Güldürmeyin! Yazmıştık: Bu süreci PKK
örgütlenmesini tamamlayarak, hazırlıklarını yaparak geçiriyor. İmralı, Kandil için de bir araçtı,
sadece AKP için değil..
Türkiye iyice
bilinmezliğe kayıyor. Önümüzdeki 3 ay hiç iyi geçmeyecek. CHP iyi bir strateji
ile yüzde 30’u bulabilir. Eski vaatlerinizi, 7 Haziran öncesini unutun. Şimdi ok atışı 15 hedefe kilitlenin..

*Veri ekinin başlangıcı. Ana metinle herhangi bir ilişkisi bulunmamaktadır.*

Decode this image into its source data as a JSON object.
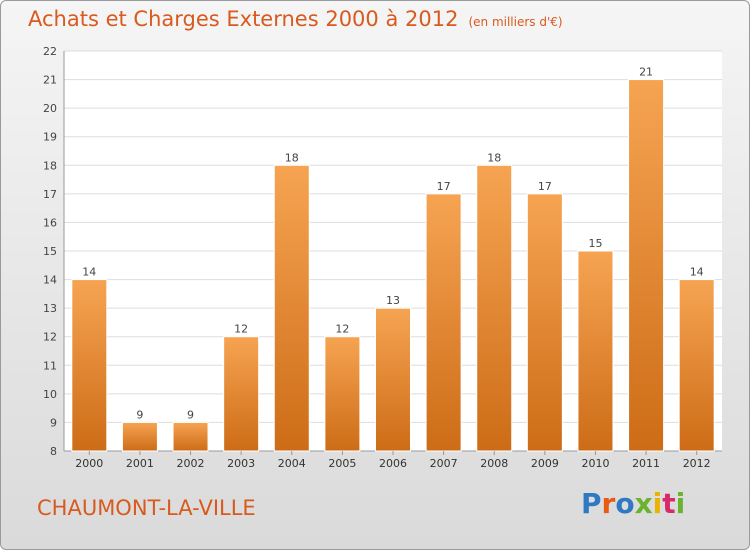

Rakipleriniz kadar serbest atış. Milletin vaad masalı dinleyecek hali yok.
Örgütünüzü çalıştırmayı
deneyin. Sandık başına getirtin seçmenleri. Oy ve Ötesi, sandıkların üzerine adeta oturarak, önceki seçimlerde
planlanan utanmaz planları engelledi, cesaret edemediler.
PKK “Barış Cephesi’nde mi?
PKK hemen seçimden sonra
yeni süreci tanımlamıştı: “Devrimci halk savaşı..” (DHS). HDP
ile alay etti.. “Kürt Meselesi’ni Meclis oyunlarına heba etmek için mi
savaştık” havasında. PKK bir savaş örgütü. Türkiye’nin bütünü ilgi alanı
dışında, “Kürdistan” için savaşıyor. Özerk kentler, bölgeler açıklıyor, merkezi
tanımıyor. Başından beri strateji hiç değişmedi. Ankara’dan temizlenmiş bir
yönetim. Ve Suriye ile bütünleşme= PKK Devleti. Bu tersine çevrilebilir mi
bilemem. Bölge halkını kopartırsa, iş biter zaten. Süreç öyle işliyor.
Türkiye’nin sanki tek şansı, savaşın bir an önce
durdurulmasında. Kürt meselesi, Türkiye’nin bütünsel sorunudur, çünkü Kürtler
her yerde bizimle birlikteler. Kimseyi “PKK devletine” gönderemezsiniz.. O
halde buna yönelik yeni yaklaşımlar, düşünceler, birliktelik politikaları
gerekli.. Kimin umurunda?!
Anadolu, geçmişini bir
daha yaşamamalı.
--13 Ağustos 2015 Perşembe / Bilim ve Siyaset – Cumhuriyet
Tamamen katılıyorum. HDP'nin meclisteki varlığının bir hak, PKK terörünün ve "her türlü terörün" yüksek sesle reddedilmesi gerektiğini insanlar anlamadıkça bu kötüye gidiş ve tırmanış sürecek. Yangına körükle gidenler "son resmi şimdiden görseler" diyeceğim ama belki de görüyorlar, umursamıyorlar.